Cobra das Pedras enrolou-se sob seu esfarrapado manto de peles e adormeceu quase de imediato. Jon dividiu sua carne salgada com Fantasma, enquanto Ebben e o Escudeiro Dalbridge alimentavam os cavalos. Qhorin Meia-Mão sentou-se com as costas apoiadas numa rocha, amolando a espada com movimentos longos e lentos. Jon observou o patrulheiro por alguns momentos, depois, reuniu coragem e se dirigiu a ele.

– Senhor – disse –, nunca me perguntou como foi. Com a moça.

– Eu não sou senhor nenhum, Jon Snow – Qhorin deslizou a pedra pelo aço com sua mão de dois dedos.

– Ela disse que Mance me acolheria se eu fugisse com ela.

– Disse a verdade.

– Até disse que éramos parentes. Contou-me uma história…

– … sobre Bael, o Bardo, e a rosa de Winterfell. Foi o que Cobra das Pedras me contou. Acontece que eu conheço a canção. Mance costumava cantá-la, antigamente, quando voltava de uma patrulha. Tinha paixão pela música dos selvagens. Sim, e também por suas mulheres.

– Você o conheceu?

– Todos nós o conhecemos – a voz de Qhorin era triste.

Eram amigos além de irmãos, Jon compreendeu, e agora são inimigos jurados.

– Por que foi que ele desertou?

– Por uma mulher, dizem alguns.
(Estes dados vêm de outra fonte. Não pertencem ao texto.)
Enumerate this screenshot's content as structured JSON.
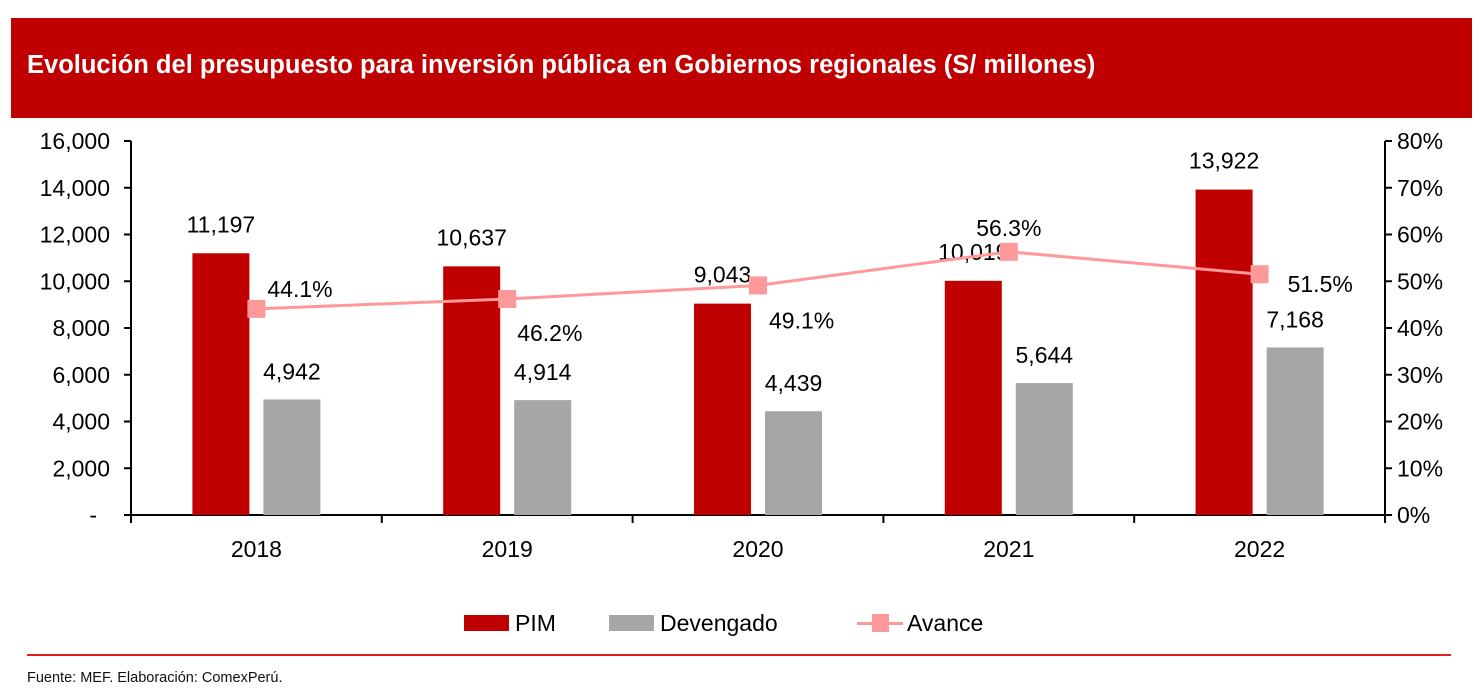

Outros dizem que foi por uma coroa – Qhorin testou o gume da espada com a base do polegar. – Gostava de mulheres, o velho Mance, e não era homem cujos joelhos se dobrassem facilmente, é verdade. Mas foi mais do que isso. Gostava mais da floresta do que da Muralha. Estava no seu sangue. Ele tinha nascido selvagem, levado ainda novo quando alguns corsários foram passados pela espada. Quando deixou a Torre Sombria, estava apenas voltando para casa.

– Era um bom patrulheiro?

– O melhor de todos nós – Meia-Mão respondeu –, e também o pior. Só palermas como Thoren Smallwood desprezam os selvagens. São tão corajosos como nós, Jon. Tão fortes, tão rápidos, tão inteligentes. Mas não têm disciplina. Chamam a si próprios de povo livre, e cada um se acha tão bom quanto um rei, e mais sábio do que um meistre. Mance era igual. Nunca aprendeu a obedecer.

– Tal como eu – Jon disse em voz baixa.

Os olhos argutos de Qhorin pareceram ver através dele.

– Então, deixou-a ir? – não parecia nem um pouco surpreso.

– Já sabia?

– Sei agora. Diga-me por que a poupou.

Era difícil colocar aquilo em palavras.

– Meu pai nunca usou um carrasco. Dizia que devia aos homens que matava olhá-los nos olhos e ouvir suas últimas palavras. E quando olhei Ygritte nos olhos… – Jon fitou as mãos, desamparado. – Sei que era inimiga, mas não havia mal nela.

– Não mais do que nos outros dois.

– Era a vida deles ou a nossa – Jon retrucou. – Se nos tivessem visto, se tivessem tocado aquele berrante…

– Os selvagens nos perseguiriam, e nos matariam, é verdade.

– Mas agora é Cobra das Pedras quem tem o berrante, e ficamos com a faca e o machado de Ygritte. Ela vem atrás de nós, a pé, desarmada…

– E não é provável que seja uma ameaça – Qhorin concordou. – Se tivesse necessitado dela morta, teria deixado a garota com Ebben, ou tratado eu mesmo do assunto.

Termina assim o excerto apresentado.